Farmers, who are protesting against the Centre’s new agriculture laws, have warned that they will block all roads to Delhi if authorities stop them during their march on November 26 and 27, The Indian Express reported on Monday. They will reach the national Capital on Thursday via five highways as part of their “Delhi Chalo’’ march.

After nearly two months of protesting against the farm laws, Bharti Kisan Union (Rajewal) President Balbir Singh Rajewal said that they had decided to lift the rail blockade in Punjab as their entire focus was now on the march to Delhi. The Railways had suspended train services to the state after the farmers began their agitation on October 1.

“Haryana farmers will block the National Highway [in that state] towards Delhi side,” Singh said. “Farmers from Uttar Pradesh will also block the roads leading to Delhi in case they are stopped. In such a scenario, will be locked from all sides by farmers from across the country. We will sit on dharnas wherever we are stopped. We will carry along ration, tents, mattresses, quilts...We are used to sleeping on roads and will continue to sleep on roads. Farmers from across the country, not only from Punjab, will sleep on roads wherever they are stopped during the march to Delhi. It is up to the Centre to take a call on what they want to do.”

The Arvind Kejriwal-led government in Delhi, however, has denied permission to farmers to stage any rally at either the Ram Leela Ground or at Jantar Mantar. The farmers have maintained that they will undertake the march, saying “it is a matter of our very existence”.

The All India Kisan Sangharsh Coordination Committee, Rashtriya Kisan Mahasangh and various factions of Bharatiya Kisan Union have formed a “Samyukta Kisan Morcha’’ to pressurise the central government to scrap the three farm laws, according to PTI.

Rajewal also told The Indian Express that they were not worried about crowding, violation of physical distancing norms and night curfew imposed in some states due to the coronavirus pandemic. “Punjab farmers plan to enter Haryana via several routes in order to reach Delhi,” he added. “It is being apprehended that Haryana, which has a BJP-JJP [Bharatiya Janata Party-Jannayak Janata Party] government, may seal its borders. In that case, Punjab farmers will sit on dharnas at the borders and it will eventually create problems for commuters from both the states.”

He added that Kisan Mazdoor Sangrash Committee has opposed their decision to allow trains to resume for a 15-day period from Monday in Punjab. “But that is between the government and that union,” he continued. “Moreover, if our demands are not met, we will again sit on tracks from December 10”.

Balbir Kaur, a Bharti Kisan Union (Dakaunda) leader from Punjab’s Mansa, said that men, women and children will join the protest march in large numbers. “For us, it is like a war with Delhi over the farm laws,” Kaur added. “We never thought it would go this far, but now we are prepared.”

The farm laws

The Parliament had passed three ordinances – Farmers Produce Trade and Commerce (Promotion & Facilitation) Ordinance 2020, The Farmers (Empowerment & Protection) Assurance and Farm Service Ordinance 2020 and The Essential Commodities (Amendment) Ordinance 2020 – in September. They were signed into laws by President Ram Nath Kovind on September 27.
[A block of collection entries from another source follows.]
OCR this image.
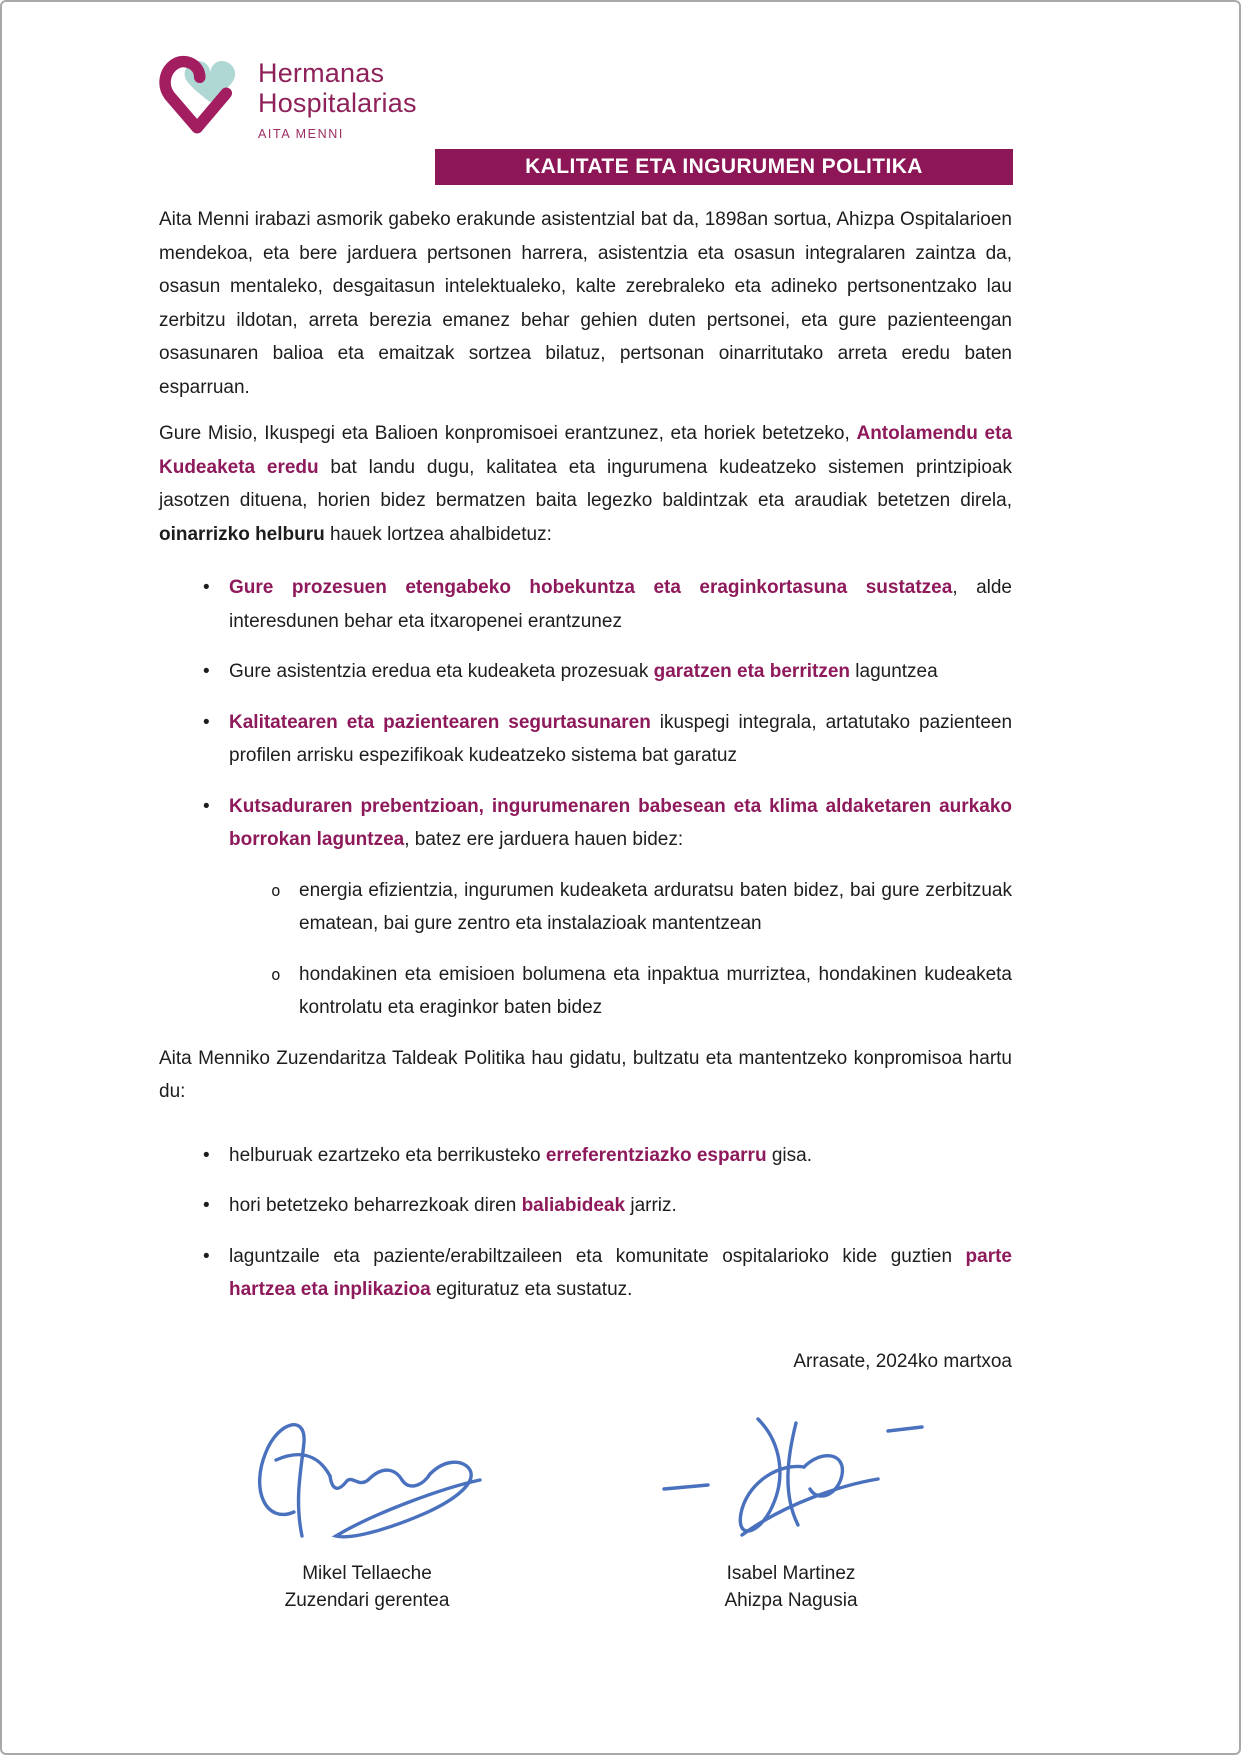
Hermanas
Hospitalarias
AITA MENNI
KALITATE ETA INGURUMEN POLITIKA

Aita Menni irabazi asmorik gabeko erakunde asistentzial bat da, 1898an sortua, Ahizpa Ospitalarioen mendekoa, eta bere jarduera pertsonen harrera, asistentzia eta osasun integralaren zaintza da, osasun mentaleko, desgaitasun intelektualeko, kalte zerebraleko eta adineko pertsonentzako lau zerbitzu ildotan, arreta berezia emanez behar gehien duten pertsonei, eta gure pazienteengan osasunaren balioa eta emaitzak sortzea bilatuz, pertsonan oinarritutako arreta eredu baten esparruan.

Gure Misio, Ikuspegi eta Balioen konpromisoei erantzunez, eta horiek betetzeko, Antolamendu eta Kudeaketa eredu bat landu dugu, kalitatea eta ingurumena kudeatzeko sistemen printzipioak jasotzen dituena, horien bidez bermatzen baita legezko baldintzak eta araudiak betetzen direla, oinarrizko helburu hauek lortzea ahalbidetuz:

•	Gure prozesuen etengabeko hobekuntza eta eraginkortasuna sustatzea, alde interesdunen behar eta itxaropenei erantzunez
•	Gure asistentzia eredua eta kudeaketa prozesuak garatzen eta berritzen laguntzea
•	Kalitatearen eta pazientearen segurtasunaren ikuspegi integrala, artatutako pazienteen profilen arrisku espezifikoak kudeatzeko sistema bat garatuz
•	Kutsaduraren prebentzioan, ingurumenaren babesean eta klima aldaketaren aurkako borrokan laguntzea, batez ere jarduera hauen bidez:
o energia efizientzia, ingurumen kudeaketa arduratsu baten bidez, bai gure zerbitzuak ematean, bai gure zentro eta instalazioak mantentzean
o hondakinen eta emisioen bolumena eta inpaktua murriztea, hondakinen kudeaketa kontrolatu eta eraginkor baten bidez

Aita Menniko Zuzendaritza Taldeak Politika hau gidatu, bultzatu eta mantentzeko konpromisoa hartu du:

•	helburuak ezartzeko eta berrikusteko erreferentziazko esparru gisa.
•	hori betetzeko beharrezkoak diren baliabideak jarriz.
•	laguntzaile eta paziente/erabiltzaileen eta komunitate ospitalarioko kide guztien parte hartzea eta inplikazioa egituratuz eta sustatuz.
Arrasate, 2024ko martxoa
Mikel Tellaeche
Zuzendari gerentea
Isabel Martinez
Ahizpa Nagusia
Protests had erupted against the laws in many parts of the country. When two of the legislations were tabled during a chaotic session in Parliament on September 20, some Opposition MPs claimed that they would prove to be the “death warrant” for the agricultural sector.

Taken together, the three legislations loosen regulations on the sale, pricing and storage of agricultural produce. They allow farmers to sell outside mandis notified by the Agricultural Produce Market Committee. They enable contract farming through deals with private sector companies. They take food items like cereals and pulses off the list of essential commodities, lifting stock limits on such produce.

The government claims the new laws would give farmers the freedom to sell in the open market. But farmers say the laws will weaken the minimum support price mechanism under which the government buys agricultural produce, leave farmers to the mercy of market forces and threaten food security.

Most Opposition parties and farmers’ organisations across the country have strongly opposed the bills. The Shiromani Akali Dal, one of the Bharatiya Janata Party’s oldest allies, pulled out of the National Democratic Alliance in protest against these bills.